Koptos, present-day Qift in Middle Egypt (about 40 km. north of Luxor), was an important city in Graeco-Roman times as it was one of the places where the trade routes through the Eastern Desert ended:
Inhabitants of Qift (Qufti's) are frequently hired by archaeological expeditions as workmen. Several areas in their city have been fenced off to protect the antiquities, which include mud-brick and stone buildings:


Objective of visit:
To study the registered finds from Berenike in the store-room in Qift as well as to have a look at the destination of many of the travelers through the Eastern Desert.
Date of visit:
  Spring 1992 and spring 2002.
Fellow visitors:
  Willeke Wendrich, Anna and Leo Barnard (in 1992), Iwona Zych and André Veldmeijer (in 2002).
Apart from an inventory of the objects in storage, a number of slides like the two shown on this webpage.
Approximate position and date of the site:   Koptos is on the east bank of the Nile, just north of Luxor (ancient Thebes). The modern city, called Qift (or 'Quft' by the locals), encircles several relatively well preserved patches of the old town. The complete history of the city is not yet known, but it certainly was an important emporium in Graeco-Roman times (3rd century BC - 6th century AD) situated as it was at the end of one of the trading routes through the Eastern Desert.

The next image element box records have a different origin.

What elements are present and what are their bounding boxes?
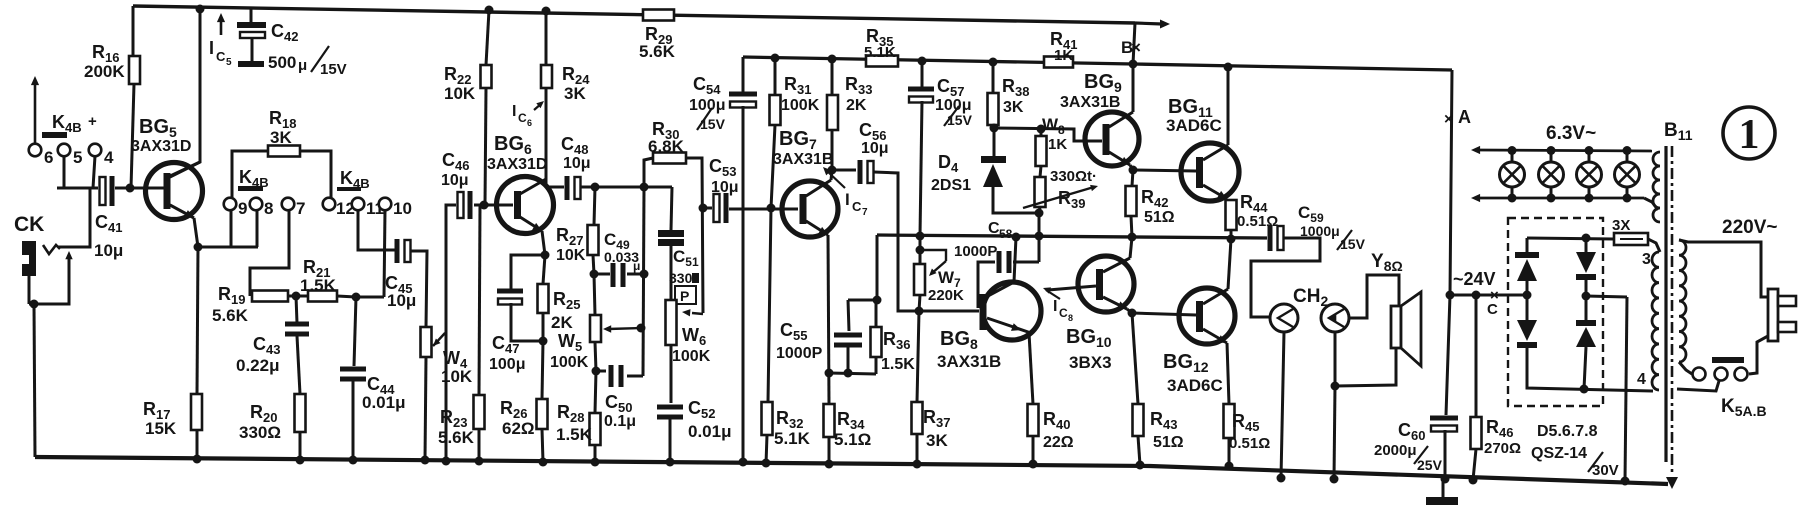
svg-text:15V: 15V: [947, 112, 973, 128]
svg-text:3: 3: [1642, 251, 1651, 268]
svg-text:22Ω: 22Ω: [1043, 434, 1074, 451]
svg-text:I: I: [209, 38, 214, 58]
svg-text:1: 1: [1739, 112, 1760, 158]
svg-text:220V~: 220V~: [1722, 217, 1777, 238]
svg-text:10K: 10K: [556, 247, 586, 264]
svg-text:3BX3: 3BX3: [1069, 353, 1112, 372]
svg-text:0.22μ: 0.22μ: [236, 356, 280, 375]
svg-text:10μ: 10μ: [563, 155, 591, 172]
svg-text:3K: 3K: [926, 431, 948, 450]
svg-text:3AX31D: 3AX31D: [131, 138, 191, 155]
svg-text:100K: 100K: [550, 354, 589, 371]
svg-text:3AX31B: 3AX31B: [773, 151, 833, 168]
svg-text:C: C: [1059, 306, 1068, 320]
svg-text:0.1μ: 0.1μ: [604, 413, 636, 430]
svg-text:2K: 2K: [846, 97, 867, 114]
svg-text:3AX31D: 3AX31D: [487, 156, 547, 173]
svg-text:×: ×: [1131, 38, 1141, 57]
svg-text:μ: μ: [298, 57, 307, 74]
svg-text:330: 330: [669, 270, 693, 286]
svg-text:10: 10: [393, 199, 412, 218]
svg-text:25V: 25V: [1417, 457, 1443, 473]
svg-text:I: I: [512, 103, 516, 120]
svg-text:270Ω: 270Ω: [1484, 440, 1521, 457]
svg-text:A: A: [1458, 107, 1471, 127]
svg-text:5: 5: [73, 148, 82, 167]
svg-text:10μ: 10μ: [711, 179, 739, 196]
svg-text:C: C: [1487, 301, 1498, 318]
svg-text:58: 58: [999, 227, 1013, 241]
svg-text:15V: 15V: [320, 61, 347, 78]
svg-text:3X: 3X: [1612, 217, 1630, 234]
svg-text:μ: μ: [633, 259, 640, 273]
svg-text:8: 8: [264, 199, 273, 218]
svg-text:0.01μ: 0.01μ: [362, 393, 406, 412]
svg-text:QSZ-14: QSZ-14: [1531, 445, 1587, 462]
svg-text:2DS1: 2DS1: [931, 177, 971, 194]
svg-text:P: P: [680, 288, 689, 304]
svg-text:100μ: 100μ: [489, 356, 525, 373]
svg-text:1.5K: 1.5K: [300, 276, 337, 295]
svg-text:C: C: [852, 199, 862, 214]
svg-text:4: 4: [104, 148, 114, 167]
svg-text:3AD6C: 3AD6C: [1167, 376, 1223, 395]
svg-text:6.8K: 6.8K: [648, 137, 685, 156]
svg-text:100K: 100K: [672, 348, 711, 365]
svg-text:+: +: [88, 113, 97, 130]
svg-text:CK: CK: [14, 213, 44, 236]
svg-text:3K: 3K: [564, 84, 586, 103]
svg-text:3AX31B: 3AX31B: [1060, 94, 1120, 111]
svg-text:51Ω: 51Ω: [1153, 434, 1184, 451]
svg-text:I: I: [1053, 298, 1057, 315]
svg-text:62Ω: 62Ω: [502, 419, 535, 438]
svg-text:5: 5: [226, 57, 232, 68]
svg-text:10K: 10K: [444, 84, 476, 103]
svg-text:3AX31B: 3AX31B: [937, 352, 1001, 371]
svg-text:10μ: 10μ: [387, 291, 416, 310]
svg-text:1.5K: 1.5K: [556, 425, 593, 444]
svg-text:6: 6: [527, 118, 532, 128]
svg-text:5.6K: 5.6K: [639, 42, 676, 61]
svg-text:4: 4: [1637, 371, 1646, 388]
svg-text:10μ: 10μ: [441, 172, 469, 189]
svg-text:220K: 220K: [928, 287, 964, 304]
svg-text:30V: 30V: [1592, 462, 1619, 479]
svg-text:3AD6C: 3AD6C: [1166, 116, 1222, 135]
svg-text:100K: 100K: [781, 97, 820, 114]
svg-text:9: 9: [238, 199, 247, 218]
svg-text:5.1K: 5.1K: [774, 429, 811, 448]
svg-text:6.3V~: 6.3V~: [1546, 123, 1596, 144]
svg-text:330Ω: 330Ω: [239, 423, 281, 442]
svg-text:15V: 15V: [700, 116, 726, 132]
svg-text:15K: 15K: [145, 419, 177, 438]
svg-text:330Ωt·: 330Ωt·: [1050, 168, 1097, 185]
svg-text:D5.6.7.8: D5.6.7.8: [1537, 423, 1598, 440]
svg-text:×: ×: [1444, 111, 1453, 128]
svg-text:1000P: 1000P: [776, 345, 823, 362]
svg-text:10μ: 10μ: [94, 241, 123, 260]
svg-text:3K: 3K: [1003, 99, 1024, 116]
svg-text:5.1K: 5.1K: [864, 44, 896, 61]
svg-text:C: C: [216, 49, 226, 64]
svg-text:200K: 200K: [84, 62, 125, 81]
svg-text:500: 500: [268, 53, 296, 72]
svg-text:6: 6: [44, 148, 53, 167]
svg-text:1K: 1K: [1048, 136, 1067, 153]
svg-text:5.1Ω: 5.1Ω: [834, 430, 871, 449]
svg-text:15V: 15V: [1340, 236, 1366, 252]
svg-text:C: C: [518, 111, 527, 125]
svg-text:I: I: [845, 190, 850, 209]
svg-text:1.5K: 1.5K: [881, 356, 915, 373]
svg-text:1K: 1K: [1054, 47, 1073, 64]
svg-text:~24V: ~24V: [1453, 269, 1496, 289]
svg-text:0.01μ: 0.01μ: [688, 422, 732, 441]
svg-text:1000P: 1000P: [954, 243, 997, 260]
svg-text:8: 8: [1068, 313, 1073, 323]
svg-text:2000μ: 2000μ: [1374, 442, 1417, 459]
svg-text:2K: 2K: [551, 313, 573, 332]
svg-text:5.6K: 5.6K: [438, 428, 475, 447]
svg-text:5.6K: 5.6K: [212, 306, 249, 325]
svg-text:7: 7: [862, 207, 868, 218]
svg-text:100μ: 100μ: [689, 97, 725, 114]
svg-text:0.51Ω: 0.51Ω: [1229, 435, 1270, 452]
svg-text:7: 7: [296, 199, 305, 218]
svg-text:51Ω: 51Ω: [1144, 209, 1175, 226]
svg-text:3K: 3K: [270, 128, 292, 147]
svg-text:10μ: 10μ: [861, 140, 889, 157]
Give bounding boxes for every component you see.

Short description of the site:   The remains of Koptos include several large mud-brick buildings, some preserved up to over ten metres high, and a number of temples. The area is littered with inscribed stone blocks as well as potsherds. Once trade passed through here on its way between Alexandria and Rome in the west and Arabia and India in the east.
Additional remarks:
These visits would not have been possible without the indirect support of the EES-expedition to Qasr Ibrim and the Berenike Project as well as the help of the Supreme Council of Antiquities and several individuals.